IFAD president Alvaro Lario has told world leaders that access to productive land and reliable freshwater must receive the same attention as rare minerals

IFAD food insecurity glasshouse production MUST CREDIT IFAD:Yanick Folly

Image: IFAD/Yanick Folly

The International Fund for Agricultural Development (IFAD) has urged governments and investors to treat food security and rural investment as matters of global security.

The message comes as world leaders gather at the Munich Security Conference on 13-15 February amid rising geopolitical tensions.

“Fragile food systems pose an underestimated risk to global stability,” said Alvaro Lario, president of IFAD. “Specifically, access to productive land and reliable freshwater must be prioritised.

”Land and water deserve as much attention as rare minerals, if not more, as they are key to global stability.”

Nearly 80 per cent of the world’s poorest people live in rural areas, where climate shocks, failing food systems and lack of opportunity are acting as force multipliers for conflict, displacement and regional instability, IFAD pointed out.

“When rural communities have access to productive land and water, food security improves, conflicts over resources decrease and economic opportunities arise,” Lario outlined.

Investing in small-scale producers and rural entrepreneurs to connect them to markets and finance, he said, “does not just promote opportunity and prosperity, it also strengthens the foundations of peace and safeguards some of our most valuable resources”.

IFAD works with governments, UN agencies and the private sector to align food security investments with broader security and foreign policy goals.

It offers scalable, field-tested solutions that complement geopolitical and diplomatic efforts to build long-term global stability.

A recent three‑year impact assessment conducted by IFAD found that project participants recorded more than a one‑third increase in income, productive capacity, and market access.

Such investments in rural economies address the root causes that push people towards violence, illicit economies or irregular migration, showing a direct impact on stability, it stated.

”Evidence from IFAD’s portfolio shows clear security impacts,” the financial institution said.

”In Mali, districts that did not receive IFAD-supported agricultural programmes experienced an 8 per cent rise in local conflicts compared with those that did.

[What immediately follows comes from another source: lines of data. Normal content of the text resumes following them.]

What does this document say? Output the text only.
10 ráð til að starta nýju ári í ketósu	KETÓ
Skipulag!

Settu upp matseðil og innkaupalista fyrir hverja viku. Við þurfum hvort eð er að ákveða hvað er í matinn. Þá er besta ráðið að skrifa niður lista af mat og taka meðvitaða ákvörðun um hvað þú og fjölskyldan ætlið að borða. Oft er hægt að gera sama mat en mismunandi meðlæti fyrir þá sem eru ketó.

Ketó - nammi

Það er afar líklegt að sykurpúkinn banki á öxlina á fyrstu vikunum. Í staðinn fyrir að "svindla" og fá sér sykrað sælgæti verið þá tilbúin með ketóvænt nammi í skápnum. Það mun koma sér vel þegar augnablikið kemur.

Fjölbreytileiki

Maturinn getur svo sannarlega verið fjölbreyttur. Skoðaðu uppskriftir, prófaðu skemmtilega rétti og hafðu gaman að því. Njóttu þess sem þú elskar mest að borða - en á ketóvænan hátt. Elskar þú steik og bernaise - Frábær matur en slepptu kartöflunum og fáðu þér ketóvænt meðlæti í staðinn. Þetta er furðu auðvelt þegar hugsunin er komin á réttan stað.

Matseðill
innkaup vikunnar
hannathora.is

”In Ethiopia, a 1 per cent increase in land productivity was associated with a 3 per cent reduction in local conflicts,” IFAD commented.

It is estimated that 70 per cent of acutely food insecure people live in fragile or conflict-affected situations, with armed conflict nearly doubling since 2019.

For 44 per cent of the acutely food insecure populations, conflict or insecurity is the main driver, IFAD concluded.